O paraíso somos nós

Observei casais a minha vida inteira. E ainda observo. Sempre achei que as mulheres boas ou mais do que boas se sujeitavam a conviver com animalizações. Não sei se já conheci um homem que não fosse antes um lobo, um bicho, sobretudo um urubu cercando a carniça. Às vezes são gaiatos, mansos, formosos como um pavão que logo se mostra ser uma espécie de Narciso. A plumagem colorida dá lugar ao ego.

Meu sonho era namorar alguém que sustentasse o primeiro olhar pra sempre, que fosse totalmente meu por gosto de ser. Eu achava que encontrar um amor inabalável era o propósito de vida de cada um. O amor de mãe pode ser inabalável, não importa se o filho morreu ou se está preso, mas o amor dos homens é tão falso quanto frágil. É tão líquido quanto um cubo de gelo no asfalto que se esvai sem deixar rastros — evaporando como se nunca tivessem existido.

Nunca entendi a cobrança da verdade, se é por meio dela que nos apaixonamos. A cobrança da fidelidade, se é a consequência mais radical da paixão. A cobrança do respeito, como se fosse possível não ter respeito por quem se ama. Ninguém deveria namorar sem estar devidamente apaixonado. Apaixonado como José Inocêncio que é de Santinha sem se importar se é já recíproco ou mesmo se um dia será, como Jim Halpert que ama devagar e constantemente, como eu acho que Gregório foi por Clarice naquela crônica de despedida, como todo mundo que um dia sentiu ter o mundo inteiro diante de si — percebendo também que o único paraíso possível são os outros.

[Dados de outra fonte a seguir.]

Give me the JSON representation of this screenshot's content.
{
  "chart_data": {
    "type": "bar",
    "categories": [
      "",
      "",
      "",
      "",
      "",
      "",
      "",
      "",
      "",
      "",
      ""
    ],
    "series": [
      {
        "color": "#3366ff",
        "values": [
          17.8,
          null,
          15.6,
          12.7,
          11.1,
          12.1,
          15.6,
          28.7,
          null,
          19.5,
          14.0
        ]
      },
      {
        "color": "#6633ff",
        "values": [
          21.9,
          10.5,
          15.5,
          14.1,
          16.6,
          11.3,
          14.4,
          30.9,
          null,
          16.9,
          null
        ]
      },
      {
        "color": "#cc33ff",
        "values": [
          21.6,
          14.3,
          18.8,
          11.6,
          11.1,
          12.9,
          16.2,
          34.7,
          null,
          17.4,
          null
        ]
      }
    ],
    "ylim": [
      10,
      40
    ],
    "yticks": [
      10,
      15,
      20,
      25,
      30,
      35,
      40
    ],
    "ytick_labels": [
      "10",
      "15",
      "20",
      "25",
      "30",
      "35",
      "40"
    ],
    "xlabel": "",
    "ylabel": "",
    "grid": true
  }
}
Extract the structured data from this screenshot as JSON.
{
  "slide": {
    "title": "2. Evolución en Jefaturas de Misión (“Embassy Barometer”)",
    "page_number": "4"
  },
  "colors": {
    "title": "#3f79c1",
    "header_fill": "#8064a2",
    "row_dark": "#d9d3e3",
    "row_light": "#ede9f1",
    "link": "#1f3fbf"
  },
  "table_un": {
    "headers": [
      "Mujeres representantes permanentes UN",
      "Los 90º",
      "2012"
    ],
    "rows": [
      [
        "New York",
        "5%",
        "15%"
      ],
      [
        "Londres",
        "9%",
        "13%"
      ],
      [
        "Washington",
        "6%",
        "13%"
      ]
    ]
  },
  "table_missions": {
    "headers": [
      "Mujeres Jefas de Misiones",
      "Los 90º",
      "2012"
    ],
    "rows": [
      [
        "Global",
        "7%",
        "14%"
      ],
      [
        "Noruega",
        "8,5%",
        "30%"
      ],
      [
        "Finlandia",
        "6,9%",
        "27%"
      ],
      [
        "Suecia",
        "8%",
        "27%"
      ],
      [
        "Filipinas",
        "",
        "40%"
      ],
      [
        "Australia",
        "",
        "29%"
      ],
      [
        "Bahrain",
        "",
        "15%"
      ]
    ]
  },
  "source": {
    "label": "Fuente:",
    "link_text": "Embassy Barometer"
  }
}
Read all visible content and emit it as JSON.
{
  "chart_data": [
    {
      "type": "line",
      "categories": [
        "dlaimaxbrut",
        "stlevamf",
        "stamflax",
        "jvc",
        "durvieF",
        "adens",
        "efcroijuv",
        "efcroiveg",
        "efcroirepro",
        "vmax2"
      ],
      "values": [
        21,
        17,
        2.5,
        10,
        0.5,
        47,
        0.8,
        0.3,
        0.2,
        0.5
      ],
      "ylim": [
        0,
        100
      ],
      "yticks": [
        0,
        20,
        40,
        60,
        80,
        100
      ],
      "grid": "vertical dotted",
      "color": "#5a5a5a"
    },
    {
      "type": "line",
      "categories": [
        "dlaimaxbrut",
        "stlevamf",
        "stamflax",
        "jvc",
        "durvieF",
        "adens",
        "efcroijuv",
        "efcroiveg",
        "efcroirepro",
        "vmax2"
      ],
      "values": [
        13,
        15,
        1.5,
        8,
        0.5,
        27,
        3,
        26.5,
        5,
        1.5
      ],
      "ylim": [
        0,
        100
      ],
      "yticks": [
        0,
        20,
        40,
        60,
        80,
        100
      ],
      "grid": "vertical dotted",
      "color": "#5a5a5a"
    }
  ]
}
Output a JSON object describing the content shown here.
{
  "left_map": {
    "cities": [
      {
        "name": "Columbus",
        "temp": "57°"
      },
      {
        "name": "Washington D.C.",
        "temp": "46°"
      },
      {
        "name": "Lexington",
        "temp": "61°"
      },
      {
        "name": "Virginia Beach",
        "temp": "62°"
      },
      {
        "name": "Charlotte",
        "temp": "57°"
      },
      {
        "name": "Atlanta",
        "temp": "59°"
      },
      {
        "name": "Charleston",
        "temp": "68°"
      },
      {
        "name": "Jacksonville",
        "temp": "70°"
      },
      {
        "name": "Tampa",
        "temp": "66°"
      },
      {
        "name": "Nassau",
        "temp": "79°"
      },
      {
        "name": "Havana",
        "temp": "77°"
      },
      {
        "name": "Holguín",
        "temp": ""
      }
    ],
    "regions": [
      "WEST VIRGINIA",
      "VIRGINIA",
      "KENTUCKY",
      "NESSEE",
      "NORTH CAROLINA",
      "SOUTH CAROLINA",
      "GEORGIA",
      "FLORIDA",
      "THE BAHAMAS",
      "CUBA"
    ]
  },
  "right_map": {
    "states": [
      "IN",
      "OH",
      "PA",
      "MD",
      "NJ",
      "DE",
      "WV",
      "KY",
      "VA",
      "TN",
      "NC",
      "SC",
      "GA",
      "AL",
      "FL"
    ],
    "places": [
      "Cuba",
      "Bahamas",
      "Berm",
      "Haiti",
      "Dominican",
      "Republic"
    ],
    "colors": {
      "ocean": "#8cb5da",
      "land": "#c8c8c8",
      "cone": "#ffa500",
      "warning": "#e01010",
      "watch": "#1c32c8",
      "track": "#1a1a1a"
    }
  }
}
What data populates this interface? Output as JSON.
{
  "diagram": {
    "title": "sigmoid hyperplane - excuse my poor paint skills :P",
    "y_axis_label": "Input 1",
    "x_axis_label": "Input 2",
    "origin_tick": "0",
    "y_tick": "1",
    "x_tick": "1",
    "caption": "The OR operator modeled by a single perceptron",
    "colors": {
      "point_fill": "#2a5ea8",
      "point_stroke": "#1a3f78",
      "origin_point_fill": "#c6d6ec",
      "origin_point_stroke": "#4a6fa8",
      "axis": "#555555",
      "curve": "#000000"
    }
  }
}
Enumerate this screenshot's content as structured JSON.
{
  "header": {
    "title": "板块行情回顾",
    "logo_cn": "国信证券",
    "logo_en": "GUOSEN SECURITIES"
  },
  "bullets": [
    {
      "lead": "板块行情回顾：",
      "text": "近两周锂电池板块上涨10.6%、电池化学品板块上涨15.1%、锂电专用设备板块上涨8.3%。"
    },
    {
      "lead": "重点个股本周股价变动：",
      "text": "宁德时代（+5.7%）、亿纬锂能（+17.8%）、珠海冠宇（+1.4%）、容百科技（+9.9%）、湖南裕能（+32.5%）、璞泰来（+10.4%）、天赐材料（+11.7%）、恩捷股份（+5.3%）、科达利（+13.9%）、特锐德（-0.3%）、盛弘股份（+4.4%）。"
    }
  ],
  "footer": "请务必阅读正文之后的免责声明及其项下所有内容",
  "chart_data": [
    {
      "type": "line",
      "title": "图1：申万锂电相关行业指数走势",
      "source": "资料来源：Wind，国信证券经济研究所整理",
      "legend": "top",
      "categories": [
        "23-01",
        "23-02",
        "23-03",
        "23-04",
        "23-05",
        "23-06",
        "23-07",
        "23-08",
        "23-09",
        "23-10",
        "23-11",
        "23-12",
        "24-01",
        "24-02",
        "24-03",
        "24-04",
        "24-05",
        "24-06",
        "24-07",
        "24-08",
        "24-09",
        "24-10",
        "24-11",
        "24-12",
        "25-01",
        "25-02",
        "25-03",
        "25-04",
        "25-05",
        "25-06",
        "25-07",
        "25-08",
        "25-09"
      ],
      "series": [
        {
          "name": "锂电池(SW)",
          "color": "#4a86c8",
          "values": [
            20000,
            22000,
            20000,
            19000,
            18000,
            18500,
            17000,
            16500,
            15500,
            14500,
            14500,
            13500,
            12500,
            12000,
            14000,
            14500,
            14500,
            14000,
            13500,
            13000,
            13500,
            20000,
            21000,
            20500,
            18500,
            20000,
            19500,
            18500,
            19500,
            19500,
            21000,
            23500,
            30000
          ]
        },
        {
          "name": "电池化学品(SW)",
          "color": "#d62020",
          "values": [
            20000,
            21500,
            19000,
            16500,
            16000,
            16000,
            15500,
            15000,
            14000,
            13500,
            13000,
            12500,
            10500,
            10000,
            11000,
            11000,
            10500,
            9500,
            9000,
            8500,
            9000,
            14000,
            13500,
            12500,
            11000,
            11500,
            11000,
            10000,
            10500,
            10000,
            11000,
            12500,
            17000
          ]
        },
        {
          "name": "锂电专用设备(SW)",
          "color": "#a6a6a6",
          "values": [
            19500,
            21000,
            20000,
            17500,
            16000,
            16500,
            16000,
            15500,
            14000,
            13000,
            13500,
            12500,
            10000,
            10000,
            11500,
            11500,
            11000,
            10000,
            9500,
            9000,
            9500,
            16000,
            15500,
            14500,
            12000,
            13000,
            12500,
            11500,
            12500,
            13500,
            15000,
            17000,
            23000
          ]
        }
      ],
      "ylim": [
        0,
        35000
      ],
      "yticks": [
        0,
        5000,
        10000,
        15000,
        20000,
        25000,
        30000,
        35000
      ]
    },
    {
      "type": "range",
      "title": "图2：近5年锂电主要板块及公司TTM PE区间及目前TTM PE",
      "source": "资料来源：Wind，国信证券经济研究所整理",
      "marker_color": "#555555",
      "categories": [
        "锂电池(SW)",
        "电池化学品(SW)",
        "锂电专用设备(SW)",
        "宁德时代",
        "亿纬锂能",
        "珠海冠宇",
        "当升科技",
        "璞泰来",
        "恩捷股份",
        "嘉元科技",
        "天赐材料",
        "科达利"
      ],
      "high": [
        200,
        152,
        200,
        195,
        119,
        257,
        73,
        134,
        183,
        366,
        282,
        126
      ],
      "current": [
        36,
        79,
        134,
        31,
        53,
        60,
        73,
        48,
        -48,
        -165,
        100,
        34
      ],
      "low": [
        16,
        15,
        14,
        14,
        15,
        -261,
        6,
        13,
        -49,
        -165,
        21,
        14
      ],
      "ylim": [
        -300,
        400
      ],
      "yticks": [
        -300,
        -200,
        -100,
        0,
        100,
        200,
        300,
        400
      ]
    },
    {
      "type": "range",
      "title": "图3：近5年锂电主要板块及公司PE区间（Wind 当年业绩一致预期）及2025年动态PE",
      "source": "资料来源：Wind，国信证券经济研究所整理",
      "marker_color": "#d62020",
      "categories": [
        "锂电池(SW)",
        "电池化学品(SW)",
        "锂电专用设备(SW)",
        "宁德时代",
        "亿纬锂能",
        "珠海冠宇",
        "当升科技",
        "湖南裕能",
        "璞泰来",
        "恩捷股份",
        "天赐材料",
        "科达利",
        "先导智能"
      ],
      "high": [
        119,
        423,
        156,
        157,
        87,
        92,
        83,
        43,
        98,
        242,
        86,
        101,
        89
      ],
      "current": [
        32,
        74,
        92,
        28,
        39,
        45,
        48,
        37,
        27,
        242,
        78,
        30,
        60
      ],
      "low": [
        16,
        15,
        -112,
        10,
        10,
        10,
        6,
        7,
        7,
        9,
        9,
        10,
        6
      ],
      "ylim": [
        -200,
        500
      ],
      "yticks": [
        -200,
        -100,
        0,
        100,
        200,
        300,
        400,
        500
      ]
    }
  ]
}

Tudo que eu desacredito de um casamento eu deposito nos relacionamentos. Muitos casais não se relacionam, afinal. Eu não quero casar, eu quero me envolver — um dia — e não por sorte, mas por vontade mútua, casar minha alma com uma outra, e meus olhos com outros olhos, e minhas mãos com outras mãos, e meus cabelos por entre outros dedos, e minha vida dentro de outra vida.

Mas eu ainda só observo e, pra não mentir, é depressivo ser testemunha ocular da pós-modernidade. Amar nunca foi tão urgente e tão quase impossível.